Powers v. Union Pacific Railroad Company

When reporting fraud, whistleblowers are often put thru the ringer with intense job and livelihood-threatening circumstances. In 2014, the Administrative Review Board (“ARB”) requested amici briefs for the Powers. Union Pacific Railroad CompanyThe National Whistleblower Center’s sister organization, National Whistleblower Legal Defense and Education Fund, joined the National Employment Lawyers Association, the Truckers Justice Center, and Teamsters for a Democratic Union in filing a brief with the Department of Labor Administrative Review Board (“ARB”).

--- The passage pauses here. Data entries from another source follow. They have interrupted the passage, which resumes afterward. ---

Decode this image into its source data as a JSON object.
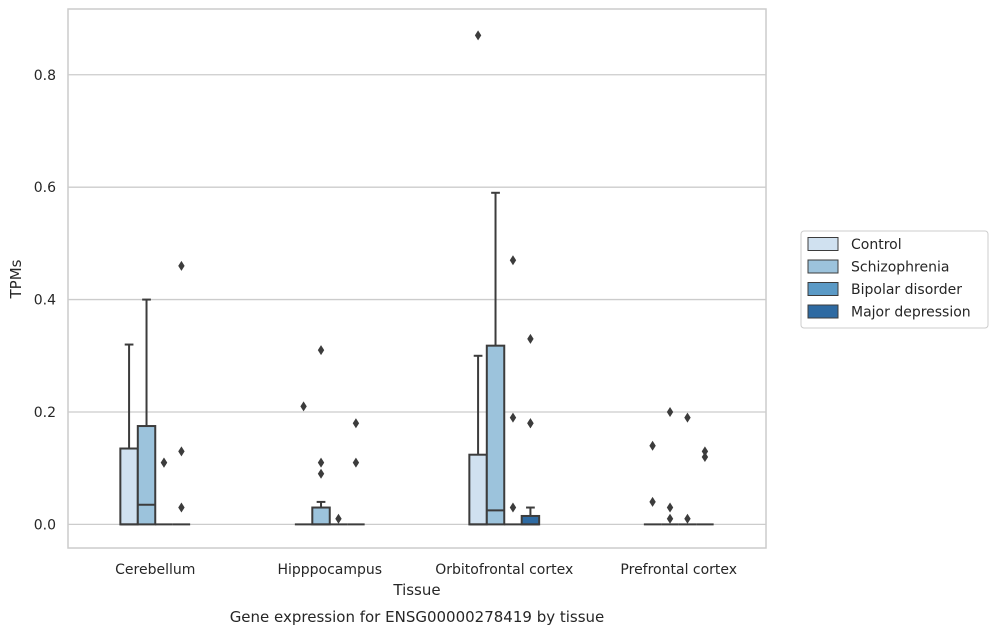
{
  "chart_data": {
    "type": "box",
    "caption": "Gene expression for ENSG00000278419 by tissue",
    "xlabel": "Tissue",
    "ylabel": "TPMs",
    "ylim": [
      -0.042,
      0.917
    ],
    "yticks": [
      "0.0",
      "0.2",
      "0.4",
      "0.6",
      "0.8"
    ],
    "grid": "horizontal",
    "legend_position": "right",
    "categories": [
      "Cerebellum",
      "Hipppocampus",
      "Orbitofrontal cortex",
      "Prefrontal cortex"
    ],
    "series": [
      {
        "name": "Control",
        "color": "#d0e1f0",
        "boxes": [
          {
            "q1": 0,
            "median": 0,
            "q3": 0.135,
            "whisker_low": 0,
            "whisker_high": 0.32,
            "outliers": []
          },
          {
            "q1": 0,
            "median": 0,
            "q3": 0,
            "whisker_low": 0,
            "whisker_high": 0,
            "outliers": [
              0.21
            ]
          },
          {
            "q1": 0,
            "median": 0,
            "q3": 0.124,
            "whisker_low": 0,
            "whisker_high": 0.3,
            "outliers": [
              0.87
            ]
          },
          {
            "q1": 0,
            "median": 0,
            "q3": 0,
            "whisker_low": 0,
            "whisker_high": 0,
            "outliers": [
              0.04,
              0.14
            ]
          }
        ]
      },
      {
        "name": "Schizophrenia",
        "color": "#9cc3dc",
        "boxes": [
          {
            "q1": 0,
            "median": 0.035,
            "q3": 0.175,
            "whisker_low": 0,
            "whisker_high": 0.4,
            "outliers": []
          },
          {
            "q1": 0,
            "median": 0,
            "q3": 0.03,
            "whisker_low": 0,
            "whisker_high": 0.04,
            "outliers": [
              0.09,
              0.11,
              0.31
            ]
          },
          {
            "q1": 0,
            "median": 0.025,
            "q3": 0.318,
            "whisker_low": 0,
            "whisker_high": 0.59,
            "outliers": []
          },
          {
            "q1": 0,
            "median": 0,
            "q3": 0,
            "whisker_low": 0,
            "whisker_high": 0,
            "outliers": [
              0.01,
              0.03,
              0.2
            ]
          }
        ]
      },
      {
        "name": "Bipolar disorder",
        "color": "#5b9ac6",
        "boxes": [
          {
            "q1": 0,
            "median": 0,
            "q3": 0,
            "whisker_low": 0,
            "whisker_high": 0,
            "outliers": [
              0.11,
              0.11
            ]
          },
          {
            "q1": 0,
            "median": 0,
            "q3": 0,
            "whisker_low": 0,
            "whisker_high": 0,
            "outliers": [
              0.01
            ]
          },
          {
            "q1": 0,
            "median": 0,
            "q3": 0,
            "whisker_low": 0,
            "whisker_high": 0,
            "outliers": [
              0.03,
              0.19,
              0.47
            ]
          },
          {
            "q1": 0,
            "median": 0,
            "q3": 0,
            "whisker_low": 0,
            "whisker_high": 0,
            "outliers": [
              0.01,
              0.19
            ]
          }
        ]
      },
      {
        "name": "Major depression",
        "color": "#2e6aa2",
        "boxes": [
          {
            "q1": 0,
            "median": 0,
            "q3": 0,
            "whisker_low": 0,
            "whisker_high": 0,
            "outliers": [
              0.03,
              0.13,
              0.46
            ]
          },
          {
            "q1": 0,
            "median": 0,
            "q3": 0,
            "whisker_low": 0,
            "whisker_high": 0,
            "outliers": [
              0.11,
              0.18
            ]
          },
          {
            "q1": 0,
            "median": 0,
            "q3": 0.015,
            "whisker_low": 0,
            "whisker_high": 0.03,
            "outliers": [
              0.18,
              0.18,
              0.33
            ]
          },
          {
            "q1": 0,
            "median": 0,
            "q3": 0,
            "whisker_low": 0,
            "whisker_high": 0,
            "outliers": [
              0.12,
              0.13
            ]
          }
        ]
      }
    ]
  }
}
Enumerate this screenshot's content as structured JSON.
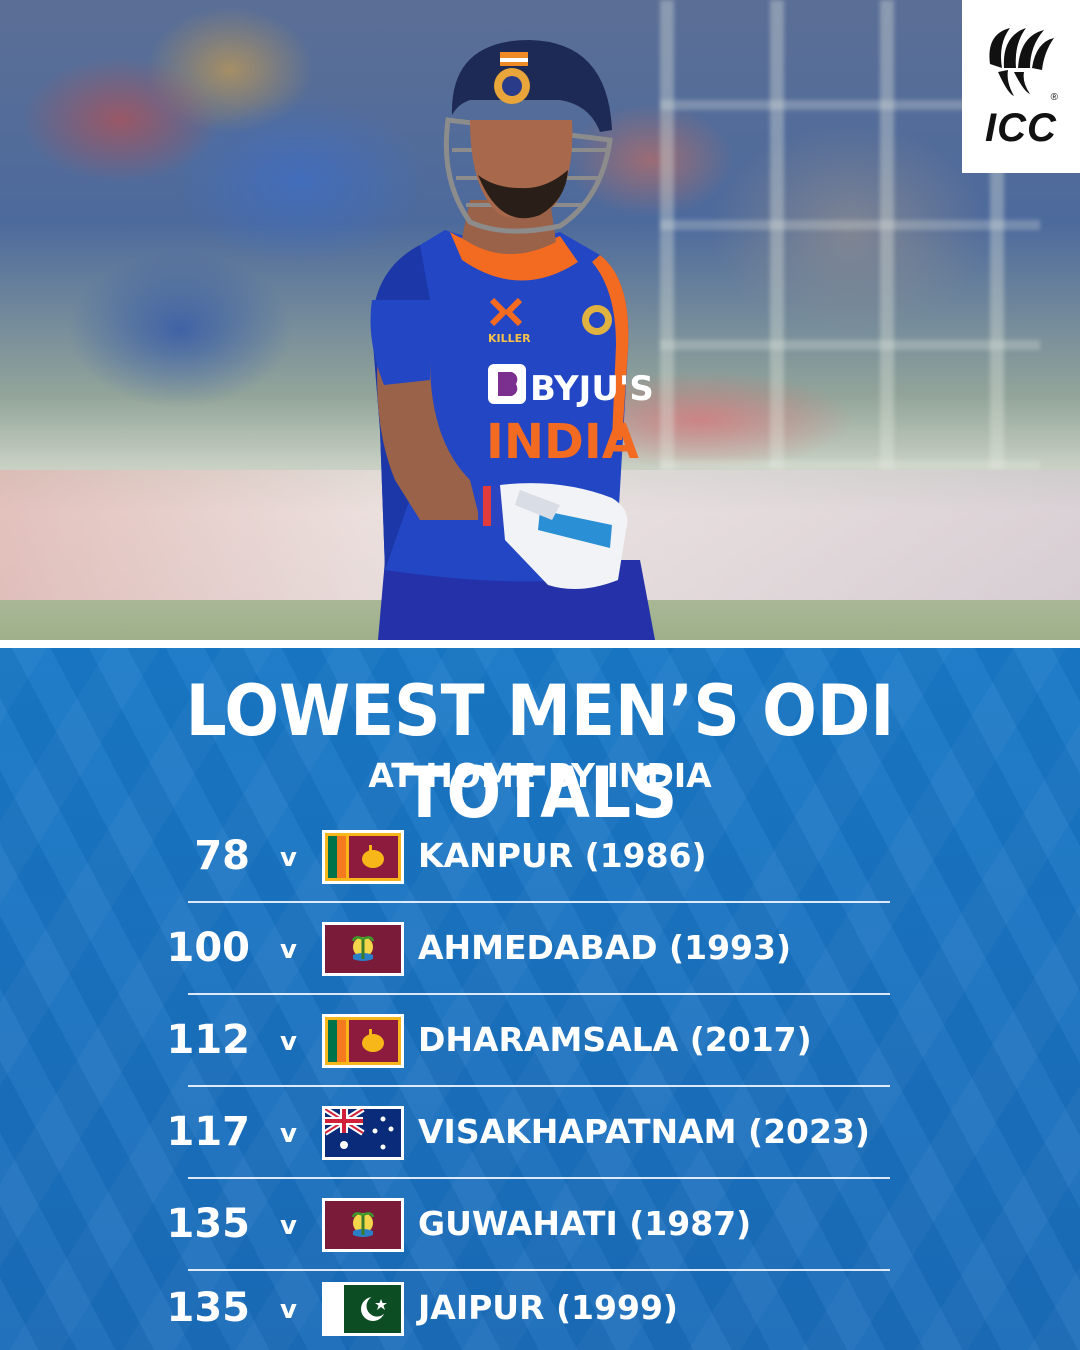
{
  "brand": {
    "logo_text": "ICC",
    "registered_mark": "®",
    "logo_icon": "icc-logo-icon"
  },
  "photo": {
    "jersey_sponsor": "BYJU'S",
    "jersey_team": "INDIA",
    "kit_brand": "KILLER"
  },
  "heading": {
    "title": "LOWEST MEN’S ODI TOTALS",
    "subtitle": "AT HOME BY INDIA"
  },
  "totals": [
    {
      "score": "78",
      "vs": "v",
      "opponent_flag": "sri-lanka-flag",
      "venue": "KANPUR (1986)"
    },
    {
      "score": "100",
      "vs": "v",
      "opponent_flag": "west-indies-flag",
      "venue": "AHMEDABAD (1993)"
    },
    {
      "score": "112",
      "vs": "v",
      "opponent_flag": "sri-lanka-flag",
      "venue": "DHARAMSALA (2017)"
    },
    {
      "score": "117",
      "vs": "v",
      "opponent_flag": "australia-flag",
      "venue": "VISAKHAPATNAM (2023)"
    },
    {
      "score": "135",
      "vs": "v",
      "opponent_flag": "west-indies-flag",
      "venue": "GUWAHATI (1987)"
    },
    {
      "score": "135",
      "vs": "v",
      "opponent_flag": "pakistan-flag",
      "venue": "JAIPUR (1999)"
    }
  ],
  "colors": {
    "panel_blue": "#1a72c0",
    "text": "#ffffff",
    "india_blue": "#1f3fb0",
    "india_orange": "#f26b21"
  }
}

As Whistleblower Network News notes, the ARB strove to apply “the ‘contributing factor’ test in whistleblower retaliation cases arising under the Sarbanes-Oxley Act (“SOX”) and other whistleblower statutes.” The contributing factor test was created by Congress to lower the standard of evidence for whistleblower cases, thus increasing legal grounds for whistleblowers to file complaints against retaliatory actions committed by their employers. If an employee were to pass the contributing factor test, the responsibility to provide evidence for legitimate reasons for discharging an employee, despite their whistleblowing, would shift to the employer.

The National Whistleblower Legal Defense and Education Fund (“NWLDEF”) brief argues that application of the contributing factor test to an employer’s evidence against a whistleblower “negates clear and overwhelming Congressional intent that the employer’s defenses be weighed by a high standard of proof.” The brief defends that the contributing factor test remain a flexibility offered predominantly, or solely, to the employee victimized by their employer’s retaliatory efforts.

In the opposition, the Chamber of Commerce and the American Trucking Association (“ATA”) submitted an amicus curiae brief as well, arguing for the position of big business.

As per the amici brief, the Administrative Review Board (“ARB”) moved away from the Fordham decision. Unfortunately for whistleblowers, they instead acted under the precedent set in the Palmer v. Canadian National Railway case which led to an outcome in favor of the defendant.